Final answer:
To calculate the time required for a car to stop with an average deceleration of 28 m/s², we must know the initial velocity and apply the formula Δt = Δv/a with Δv being the negative of the initial velocity. Without the initial velocity's value, the stopping time can only be expressed as a function of that velocity.
Step-by-step explanation:
We are tasked with determining the time interval required for a car to come to a stop during a collision, given an average acceleration of 28 m/s². The scenario involves a collision where each car has a deceleration with a magnitude of 28 m/s². The relationship used to find the stopping time is the kinematic equation: a = Δv/Δt, where 'a' is acceleration, Δv is the change in velocity, and Δt is the change in time.

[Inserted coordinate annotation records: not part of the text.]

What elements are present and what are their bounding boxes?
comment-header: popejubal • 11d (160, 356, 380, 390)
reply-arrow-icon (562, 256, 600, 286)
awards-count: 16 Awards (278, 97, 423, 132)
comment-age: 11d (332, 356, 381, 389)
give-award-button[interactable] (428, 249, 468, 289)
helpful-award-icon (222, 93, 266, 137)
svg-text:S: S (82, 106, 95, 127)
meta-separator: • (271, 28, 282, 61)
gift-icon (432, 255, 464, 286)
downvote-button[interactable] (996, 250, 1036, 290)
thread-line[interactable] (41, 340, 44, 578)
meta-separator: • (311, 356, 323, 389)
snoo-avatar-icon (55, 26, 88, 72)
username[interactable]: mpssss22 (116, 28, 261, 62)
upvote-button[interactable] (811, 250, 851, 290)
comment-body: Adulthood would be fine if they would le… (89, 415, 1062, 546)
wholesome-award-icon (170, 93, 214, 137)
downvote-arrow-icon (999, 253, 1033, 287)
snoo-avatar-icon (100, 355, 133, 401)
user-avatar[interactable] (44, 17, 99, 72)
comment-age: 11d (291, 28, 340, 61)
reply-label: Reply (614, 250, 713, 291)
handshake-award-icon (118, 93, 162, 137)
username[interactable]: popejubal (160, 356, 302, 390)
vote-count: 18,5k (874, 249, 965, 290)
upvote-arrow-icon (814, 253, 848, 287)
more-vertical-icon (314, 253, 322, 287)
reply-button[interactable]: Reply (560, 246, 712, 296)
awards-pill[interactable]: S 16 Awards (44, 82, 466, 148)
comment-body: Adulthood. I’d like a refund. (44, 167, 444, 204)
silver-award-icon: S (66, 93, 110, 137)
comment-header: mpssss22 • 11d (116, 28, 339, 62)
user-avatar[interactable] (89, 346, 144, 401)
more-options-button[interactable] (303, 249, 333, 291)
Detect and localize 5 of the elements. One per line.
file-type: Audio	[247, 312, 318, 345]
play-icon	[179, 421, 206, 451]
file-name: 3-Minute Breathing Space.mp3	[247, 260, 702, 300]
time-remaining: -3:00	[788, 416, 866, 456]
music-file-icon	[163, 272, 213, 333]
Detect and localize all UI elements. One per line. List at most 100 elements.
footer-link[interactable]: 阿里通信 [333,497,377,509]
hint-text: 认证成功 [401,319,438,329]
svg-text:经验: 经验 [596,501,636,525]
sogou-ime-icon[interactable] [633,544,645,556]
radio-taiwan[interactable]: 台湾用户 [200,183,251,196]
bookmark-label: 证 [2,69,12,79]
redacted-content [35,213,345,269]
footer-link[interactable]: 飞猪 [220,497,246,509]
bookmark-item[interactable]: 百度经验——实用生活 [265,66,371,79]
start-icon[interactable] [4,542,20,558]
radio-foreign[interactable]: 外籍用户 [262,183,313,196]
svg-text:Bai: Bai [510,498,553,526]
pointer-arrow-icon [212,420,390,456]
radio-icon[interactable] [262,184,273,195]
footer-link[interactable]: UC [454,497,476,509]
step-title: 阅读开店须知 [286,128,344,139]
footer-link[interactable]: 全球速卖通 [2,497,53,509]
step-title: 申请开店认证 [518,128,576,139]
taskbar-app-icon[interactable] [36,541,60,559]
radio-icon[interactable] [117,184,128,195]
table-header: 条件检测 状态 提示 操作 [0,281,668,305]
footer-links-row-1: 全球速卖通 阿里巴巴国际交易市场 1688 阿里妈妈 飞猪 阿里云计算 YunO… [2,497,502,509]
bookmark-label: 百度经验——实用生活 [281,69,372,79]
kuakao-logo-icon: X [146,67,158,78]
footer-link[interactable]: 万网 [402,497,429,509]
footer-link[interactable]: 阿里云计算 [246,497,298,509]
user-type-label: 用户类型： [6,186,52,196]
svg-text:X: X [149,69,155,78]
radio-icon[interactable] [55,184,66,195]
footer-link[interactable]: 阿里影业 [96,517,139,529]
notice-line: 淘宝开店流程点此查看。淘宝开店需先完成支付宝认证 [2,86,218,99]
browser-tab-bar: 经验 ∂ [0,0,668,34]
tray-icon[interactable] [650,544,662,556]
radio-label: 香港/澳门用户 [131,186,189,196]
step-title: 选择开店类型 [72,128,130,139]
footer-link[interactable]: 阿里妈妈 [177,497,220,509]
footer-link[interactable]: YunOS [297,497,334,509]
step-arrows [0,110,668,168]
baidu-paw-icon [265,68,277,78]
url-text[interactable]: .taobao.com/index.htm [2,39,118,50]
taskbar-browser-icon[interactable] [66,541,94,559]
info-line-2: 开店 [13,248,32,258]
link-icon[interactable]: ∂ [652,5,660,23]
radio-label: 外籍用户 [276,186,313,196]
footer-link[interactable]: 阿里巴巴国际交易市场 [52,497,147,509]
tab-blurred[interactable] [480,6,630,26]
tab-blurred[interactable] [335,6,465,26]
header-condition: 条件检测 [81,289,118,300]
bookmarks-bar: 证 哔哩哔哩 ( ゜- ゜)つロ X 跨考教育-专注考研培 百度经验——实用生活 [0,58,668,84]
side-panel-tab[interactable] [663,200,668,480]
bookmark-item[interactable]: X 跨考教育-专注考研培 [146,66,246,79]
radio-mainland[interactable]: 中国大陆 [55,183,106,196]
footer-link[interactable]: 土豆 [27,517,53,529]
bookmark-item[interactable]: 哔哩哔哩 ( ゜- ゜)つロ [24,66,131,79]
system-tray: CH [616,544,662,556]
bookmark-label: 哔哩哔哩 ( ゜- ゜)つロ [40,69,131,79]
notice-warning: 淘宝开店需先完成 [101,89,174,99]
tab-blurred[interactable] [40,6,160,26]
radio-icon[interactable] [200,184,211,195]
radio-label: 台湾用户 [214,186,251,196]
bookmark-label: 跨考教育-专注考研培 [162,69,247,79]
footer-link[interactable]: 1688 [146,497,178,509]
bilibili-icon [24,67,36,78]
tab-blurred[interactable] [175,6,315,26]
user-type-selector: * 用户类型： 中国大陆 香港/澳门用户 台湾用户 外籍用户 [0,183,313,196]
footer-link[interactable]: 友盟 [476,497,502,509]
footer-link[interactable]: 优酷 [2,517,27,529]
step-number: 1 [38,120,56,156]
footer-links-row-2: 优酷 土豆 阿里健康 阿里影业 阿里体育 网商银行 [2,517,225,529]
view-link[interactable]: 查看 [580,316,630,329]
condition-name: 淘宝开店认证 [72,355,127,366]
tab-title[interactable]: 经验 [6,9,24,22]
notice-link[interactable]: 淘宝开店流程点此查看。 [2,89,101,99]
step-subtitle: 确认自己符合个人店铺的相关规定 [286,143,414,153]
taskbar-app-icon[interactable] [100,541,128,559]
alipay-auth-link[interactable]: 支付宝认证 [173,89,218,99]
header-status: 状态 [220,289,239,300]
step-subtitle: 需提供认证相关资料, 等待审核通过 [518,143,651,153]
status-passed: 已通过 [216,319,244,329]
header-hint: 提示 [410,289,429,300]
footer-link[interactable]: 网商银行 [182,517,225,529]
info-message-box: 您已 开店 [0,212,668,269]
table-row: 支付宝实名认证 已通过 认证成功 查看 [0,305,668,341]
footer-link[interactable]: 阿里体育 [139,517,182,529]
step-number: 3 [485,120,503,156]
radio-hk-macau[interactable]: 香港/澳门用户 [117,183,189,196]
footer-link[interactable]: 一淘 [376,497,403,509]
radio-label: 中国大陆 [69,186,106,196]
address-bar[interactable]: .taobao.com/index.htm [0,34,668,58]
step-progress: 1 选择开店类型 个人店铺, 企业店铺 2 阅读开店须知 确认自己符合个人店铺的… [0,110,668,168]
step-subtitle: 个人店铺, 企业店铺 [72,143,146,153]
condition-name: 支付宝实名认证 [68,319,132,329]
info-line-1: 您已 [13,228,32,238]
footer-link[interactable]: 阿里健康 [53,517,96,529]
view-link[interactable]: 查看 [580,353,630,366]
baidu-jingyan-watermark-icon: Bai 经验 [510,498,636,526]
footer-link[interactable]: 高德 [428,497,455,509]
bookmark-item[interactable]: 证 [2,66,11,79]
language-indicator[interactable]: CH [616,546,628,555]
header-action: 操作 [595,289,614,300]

In this case, the cars go from their initial velocity to a stop (velocity of 0 m/s).
Step-by-Step Calculation Process
- Identify the initial velocity (v₀) of the cars before the collision. If not given, assume an initial velocity.
- As the final velocity (v) will be 0 m/s (since the cars come to a stop), calculate the change in velocity (Δv), which is simply the negative of the initial velocity.
- Use the average acceleration formula: a = Δv/Δt. Rearrange this formula to solve for the time interval (Δt): Δt = Δv/a.
- Insert the values for Δv (which is -v₀) and 'a' (which is 28 m/s²) into the formula.
- The result is the time required for the cars to come to a full stop during the collision.
It is crucial to note that the exact value of the initial velocity is essential for an accurate calculation of the stopping time. If it is not provided, one can only calculate the stopping time as a function of the initial velocity.